Thanks. Your comment about BLIP2 already projecting RGB inputs into (a different) text token space makes sense to me. See also fpgaminer's comment at https://news.ycombinator.com/item?id=35603246 . However, I don't see how the universal approximation theorem is relevant here. The fact that deep models with sufficient capacity can approximate any function does not imply that two deep models trained independently of each other on different tasks will learn to approximate functions that relate to each other only by a linear transformation.
>I don't see how the universal approximation theorem is relevant here. The fact that deep models
The universal approximation is exactly not about deep models. Deep means many layers.

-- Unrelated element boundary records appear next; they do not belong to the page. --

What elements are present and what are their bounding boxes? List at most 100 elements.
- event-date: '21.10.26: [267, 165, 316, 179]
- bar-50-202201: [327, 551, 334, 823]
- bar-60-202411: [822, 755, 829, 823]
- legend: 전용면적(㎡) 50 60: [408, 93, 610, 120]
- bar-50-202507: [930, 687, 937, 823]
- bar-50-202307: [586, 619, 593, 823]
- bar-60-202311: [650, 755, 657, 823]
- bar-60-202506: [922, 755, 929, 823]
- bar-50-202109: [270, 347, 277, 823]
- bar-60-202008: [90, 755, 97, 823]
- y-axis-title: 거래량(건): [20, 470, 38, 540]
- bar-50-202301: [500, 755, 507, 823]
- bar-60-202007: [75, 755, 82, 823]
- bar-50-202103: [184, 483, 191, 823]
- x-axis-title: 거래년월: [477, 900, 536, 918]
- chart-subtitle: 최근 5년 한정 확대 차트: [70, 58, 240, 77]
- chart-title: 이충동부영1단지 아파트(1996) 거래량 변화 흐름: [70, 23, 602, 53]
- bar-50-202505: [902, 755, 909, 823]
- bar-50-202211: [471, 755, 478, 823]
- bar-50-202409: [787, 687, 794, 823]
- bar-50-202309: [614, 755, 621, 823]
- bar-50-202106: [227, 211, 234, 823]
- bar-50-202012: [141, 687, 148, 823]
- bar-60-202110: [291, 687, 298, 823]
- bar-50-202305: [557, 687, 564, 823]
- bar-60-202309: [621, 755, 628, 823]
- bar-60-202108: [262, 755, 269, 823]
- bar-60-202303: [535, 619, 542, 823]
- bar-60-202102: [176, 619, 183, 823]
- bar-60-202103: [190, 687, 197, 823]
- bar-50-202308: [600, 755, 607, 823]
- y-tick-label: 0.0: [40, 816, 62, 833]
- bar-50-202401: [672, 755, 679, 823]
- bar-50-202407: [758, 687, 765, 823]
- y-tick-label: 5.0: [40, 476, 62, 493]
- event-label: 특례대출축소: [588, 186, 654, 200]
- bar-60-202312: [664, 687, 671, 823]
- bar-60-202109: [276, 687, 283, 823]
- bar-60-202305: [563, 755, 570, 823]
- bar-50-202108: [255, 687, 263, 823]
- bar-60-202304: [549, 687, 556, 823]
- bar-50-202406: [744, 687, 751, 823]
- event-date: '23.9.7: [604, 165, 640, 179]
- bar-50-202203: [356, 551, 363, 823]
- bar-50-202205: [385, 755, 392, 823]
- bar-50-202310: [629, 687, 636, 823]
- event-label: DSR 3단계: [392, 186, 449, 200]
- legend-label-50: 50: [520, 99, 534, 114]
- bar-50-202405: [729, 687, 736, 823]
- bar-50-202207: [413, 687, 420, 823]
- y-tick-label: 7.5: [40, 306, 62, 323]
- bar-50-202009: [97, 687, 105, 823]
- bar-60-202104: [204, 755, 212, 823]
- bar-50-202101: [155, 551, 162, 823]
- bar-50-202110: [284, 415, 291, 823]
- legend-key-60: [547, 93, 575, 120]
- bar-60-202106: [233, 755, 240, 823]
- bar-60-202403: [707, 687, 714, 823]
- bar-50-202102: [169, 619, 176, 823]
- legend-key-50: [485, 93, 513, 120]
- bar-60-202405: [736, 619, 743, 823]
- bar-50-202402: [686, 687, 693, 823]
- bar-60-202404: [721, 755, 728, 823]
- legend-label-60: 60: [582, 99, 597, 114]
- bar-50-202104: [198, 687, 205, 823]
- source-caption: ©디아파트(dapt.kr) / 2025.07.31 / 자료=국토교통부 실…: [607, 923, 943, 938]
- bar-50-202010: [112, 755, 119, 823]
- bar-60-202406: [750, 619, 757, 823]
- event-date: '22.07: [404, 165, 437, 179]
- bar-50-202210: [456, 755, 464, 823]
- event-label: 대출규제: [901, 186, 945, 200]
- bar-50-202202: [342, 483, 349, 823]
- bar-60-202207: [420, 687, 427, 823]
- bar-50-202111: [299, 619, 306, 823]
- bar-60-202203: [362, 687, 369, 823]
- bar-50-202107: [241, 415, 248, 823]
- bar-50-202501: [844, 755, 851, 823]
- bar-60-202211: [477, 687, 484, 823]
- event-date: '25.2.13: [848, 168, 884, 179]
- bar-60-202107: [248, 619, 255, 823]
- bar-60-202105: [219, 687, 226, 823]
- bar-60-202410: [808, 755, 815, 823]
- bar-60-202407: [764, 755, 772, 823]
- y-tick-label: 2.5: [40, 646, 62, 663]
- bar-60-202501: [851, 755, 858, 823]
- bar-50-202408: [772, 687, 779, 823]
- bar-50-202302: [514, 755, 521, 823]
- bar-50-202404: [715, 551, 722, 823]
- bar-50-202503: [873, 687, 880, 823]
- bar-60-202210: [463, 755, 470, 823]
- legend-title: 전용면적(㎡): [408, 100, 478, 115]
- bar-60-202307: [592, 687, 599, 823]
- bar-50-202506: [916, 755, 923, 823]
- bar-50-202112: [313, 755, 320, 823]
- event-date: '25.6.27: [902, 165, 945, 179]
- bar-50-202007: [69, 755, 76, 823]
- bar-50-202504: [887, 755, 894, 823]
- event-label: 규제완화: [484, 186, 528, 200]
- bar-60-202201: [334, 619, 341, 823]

But in the most simple (and proven) case, a single hidden layer perceptron is all it needs according to the UAT. Technically it also needs a nonlinear activation function, but you get all sorts of nonlinearities for free downstream anyways in this particular model.
You'd need to increase width (dimensionality) if you make these models shallow.
My point still stands: The fact that models with sufficient capacity can approximate any function does not imply that two models trained independently of each other on different tasks will learn to approximate functions that relate to each other only by a linear transformation.
The UAT states that depth is fundamentally not important, at least theoretically. It only has immense practical uses. So adding an intermediate linear layer + some nonlinearity already gets you an error scaling like O(1/N) for width N (in theory), regardless of what you are actually mapping. At least as long as it's somewhat continuous.